The Professional Footballers' Association chief executive Gordon Taylor's unexpected declaration yesterday that Tevez had not been guilty of refusing to play at Bayern Munich last month, and that his four-week fine was excessive, infuriated City, who had needed PFA consent to dock the player more than two weeks' wages.
The club's consultations with Taylor, ahead of last Friday's disciplinary hearing with the Argentine, left them with the clear impression that the PFA had agreed that a two-week fine, which does not require PFA approval, was inadequate in this player's case. But in what City view as a U-turn, Taylor has now concluded that the club's accusation of a refusal to play is unfounded and the fine unreasonable.
Since a fine of more than two weeks is unenforceable without PFA assent, City must also mount and win a legal action against the PFA or be limited to fining their former captain a mere two weeks' wages: £396,000. Taylor, who was Tevez's PFA representative at the hearing, may also have heartened the Tevez camp when it deides on whether to lodge a defamation action against City manager Roberto Mancini for twice declaring in Munich the 27-year-old had refused to play.
City's attempts to maintain a hard line against Tevez (above) are further undermined by Fifa legislation which means they must play the Argentine in 10 per cent of their games this season or risk giving him the right to terminate his contract and walk away.
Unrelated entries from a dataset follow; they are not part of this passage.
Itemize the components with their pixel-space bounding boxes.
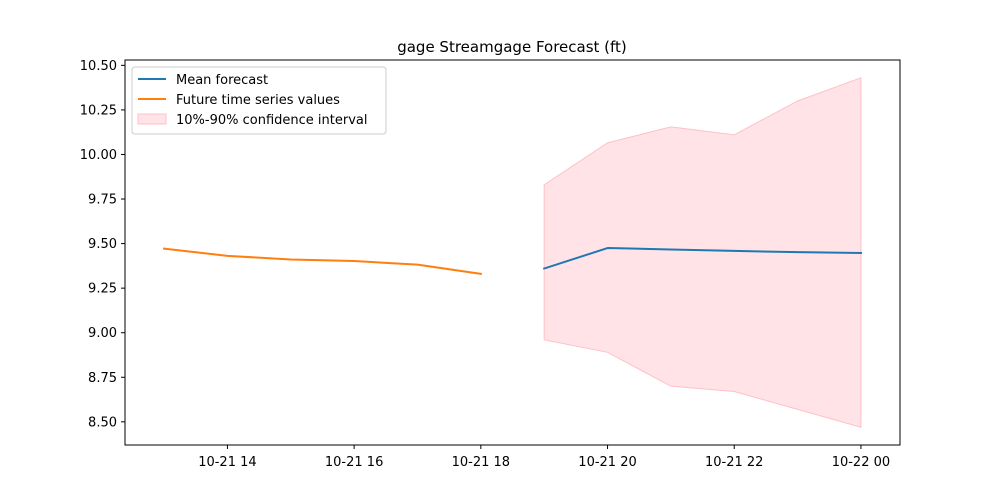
x-tick-label: 10-22 00 bbox=[832, 455, 890, 470]
plot-frame bbox=[124, 59, 901, 446]
y-tick-label: 9.00 bbox=[88, 326, 117, 341]
series-line-0 bbox=[542, 247, 862, 270]
x-axis: 10-21 14 10-21 16 10-21 18 10-21 20 10-21 22… bbox=[198, 445, 890, 470]
y-tick-label: 10.00 bbox=[80, 148, 117, 163]
band-layer bbox=[543, 77, 862, 428]
chart-title: gage Streamgage Forecast (ft) bbox=[397, 38, 627, 56]
y-tick-label: 8.75 bbox=[88, 371, 117, 386]
legend-label-mean-forecast: Mean forecast bbox=[176, 73, 268, 88]
x-tick-label: 10-21 22 bbox=[705, 455, 763, 470]
legend: Mean forecast Future time series values … bbox=[131, 66, 387, 135]
x-tick-label: 10-21 16 bbox=[325, 455, 383, 470]
y-tick-label: 9.25 bbox=[88, 282, 117, 297]
y-tick-label: 10.25 bbox=[80, 103, 117, 118]
legend-box bbox=[131, 66, 387, 135]
x-tick-label: 10-21 20 bbox=[578, 455, 636, 470]
legend-swatch-confidence-interval bbox=[137, 113, 167, 125]
y-tick-label: 8.50 bbox=[88, 415, 117, 430]
x-tick-label: 10-21 14 bbox=[198, 455, 256, 470]
y-axis: 8.50 8.75 9.00 9.25 9.50 9.75 10.00 10.25 10.50 bbox=[80, 59, 125, 430]
x-tick-label: 10-21 18 bbox=[452, 455, 510, 470]
confidence-band-0 bbox=[543, 77, 862, 428]
series-line-1 bbox=[162, 247, 482, 276]
y-tick-label: 9.50 bbox=[88, 237, 117, 252]
legend-label-future-values: Future time series values bbox=[176, 93, 340, 108]
y-tick-label: 9.75 bbox=[88, 193, 117, 208]
y-tick-label: 10.50 bbox=[80, 59, 117, 74]
legend-label-confidence-interval: 10%-90% confidence interval bbox=[176, 113, 367, 128]
series-layer bbox=[162, 247, 862, 276]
The club indicated on Tuesday that their Abu Dhabi owners consider it a matter of principle that Tevez should not be allowed to leave for less than last summer's £40m asking price, making a January sale unlikely.
Article 15 of Fifa's Regulations on the Status and Transfer of Players stipulates the striker is entitled to terminate his contract under "sporting just cause" next summer if he has been on the field for less than 10 per cent of City's total game time. "Tevez would have good grounds to invoke Article 15," Daniel Geey, a solicitor at Field Fisher Waterhouse, said yesterday.